Glastonbury began with the influence of the hippies and the festivals of the 70s. In 2005, 150 thousand people attended in a 3.6 km space, where 385 performances were performed.

15. Songkran. Thai New Year (Bangkok)


It starts with solar change and the start of the new year for Thais (April 13-15). It is a celebration in which the assistants had to be baptized and purified. In order to avoid bad luck, the streets are filled with images of the Buddha and rites are observed that indicate that the new year has begun.

The arrival of the new year concludes the hot season to start the wet season, so that throughout the festival the water is present and visitors enjoy throwing it.

16. Venice Carnival (Italy)

Venice Carnival

Considered unique in the world due to the costumes and masks that are used by the inhabitants during organized or improvised parades, this festival is held in early January and mid-February, and for two weeks there are numerous events and art demonstrations in the squares, in addition to the fact that private parties and costume dances are organized in the many noble palaces that exist in the city.

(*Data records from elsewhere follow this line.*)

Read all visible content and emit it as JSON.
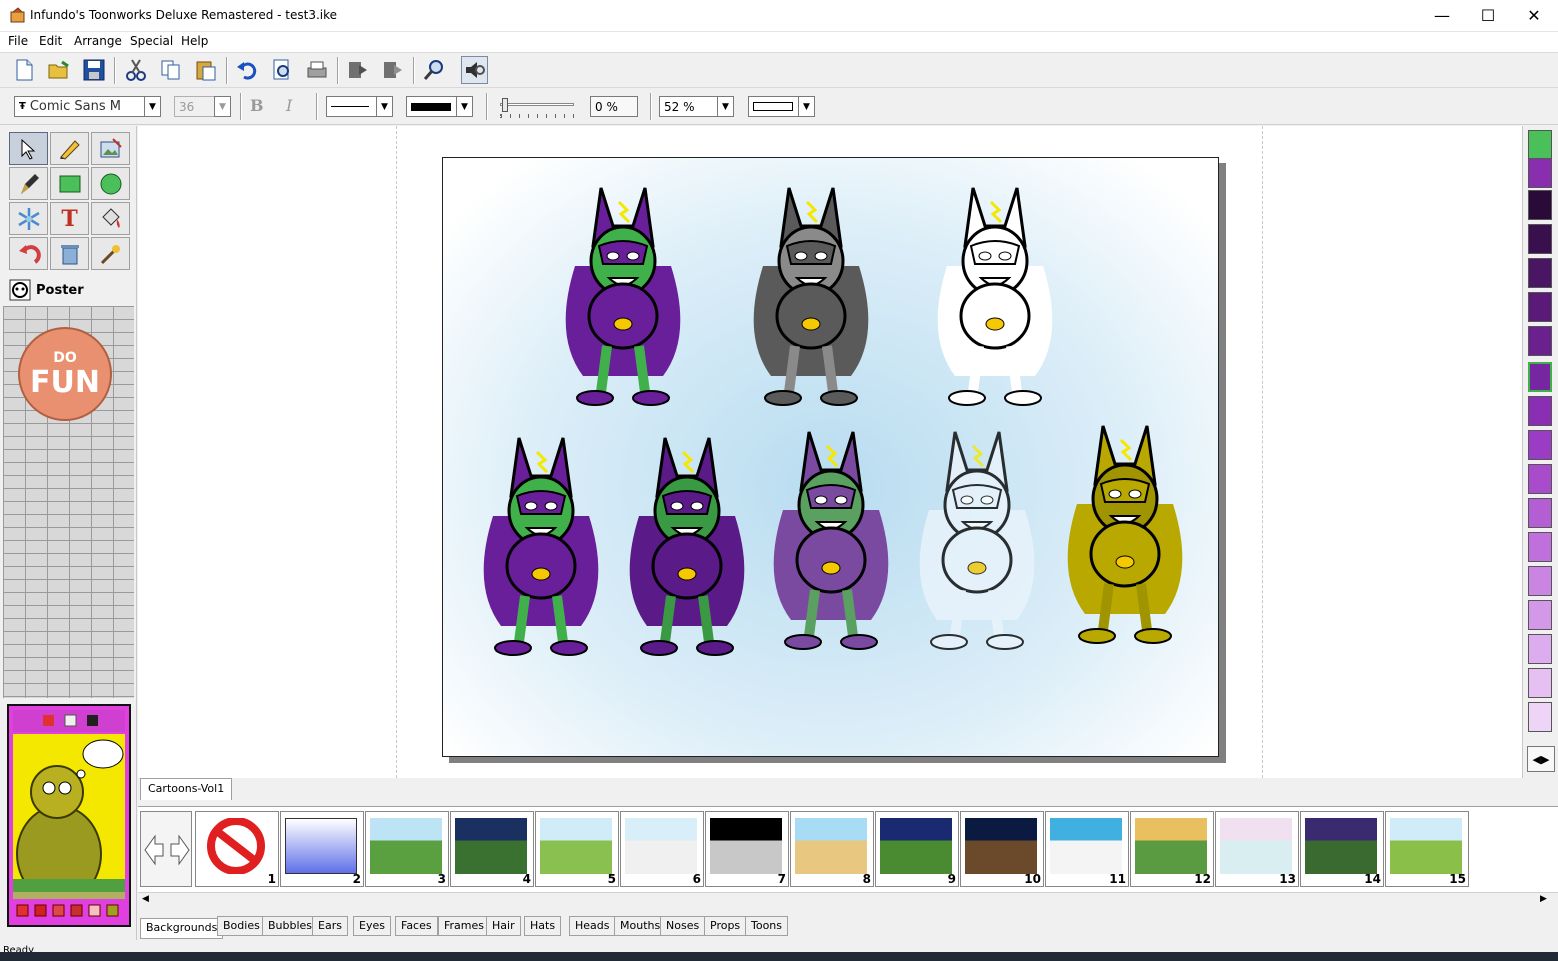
{
  "window": {
    "title": "Infundo's Toonworks Deluxe Remastered - test3.ike"
  },
  "menu": [
    "File",
    "Edit",
    "Arrange",
    "Special",
    "Help"
  ],
  "format": {
    "font": "Comic Sans M",
    "size": "36",
    "bold": "B",
    "italic": "I",
    "transparency": "0 %",
    "zoom": "52 %"
  },
  "tools": {
    "poster_label": "Poster"
  },
  "library": {
    "collection_tab": "Cartoons-Vol1",
    "thumb_numbers": [
      "1",
      "2",
      "3",
      "4",
      "5",
      "6",
      "7",
      "8",
      "9",
      "10",
      "11",
      "12",
      "13",
      "14",
      "15"
    ]
  },
  "categories": [
    "Backgrounds",
    "Bodies",
    "Bubbles",
    "Ears",
    "Eyes",
    "Faces",
    "Frames",
    "Hair",
    "Hats",
    "Heads",
    "Mouths",
    "Noses",
    "Props",
    "Toons"
  ],
  "status": {
    "text": "Ready"
  },
  "colors": {
    "palette_top": "#4bbf5a",
    "palette_second": "#8a2eb0",
    "purple": "#6a1f9a",
    "green": "#3fb04a",
    "gold": "#b8a800"
  }
}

The Venetian festival combines traditions and stands out for the acrobats who make descents starting from the top of the bell tower of San Marcos to reach the Ducal Palace.

17. St. Patrick’s Day (Ireland)

Dublin is dyed green to celebrate Irish culture for five days. Different parades are held and the city is invaded by a large number of goblins. This party is attended by more than 675 thousand people and many music bands fill the city. The buildings are lit entirely by green lights.

St. Patrick’s Day is considered the celebration that takes place in most countries in the world. It is common to see people using the symbol of good luck: the famous clover.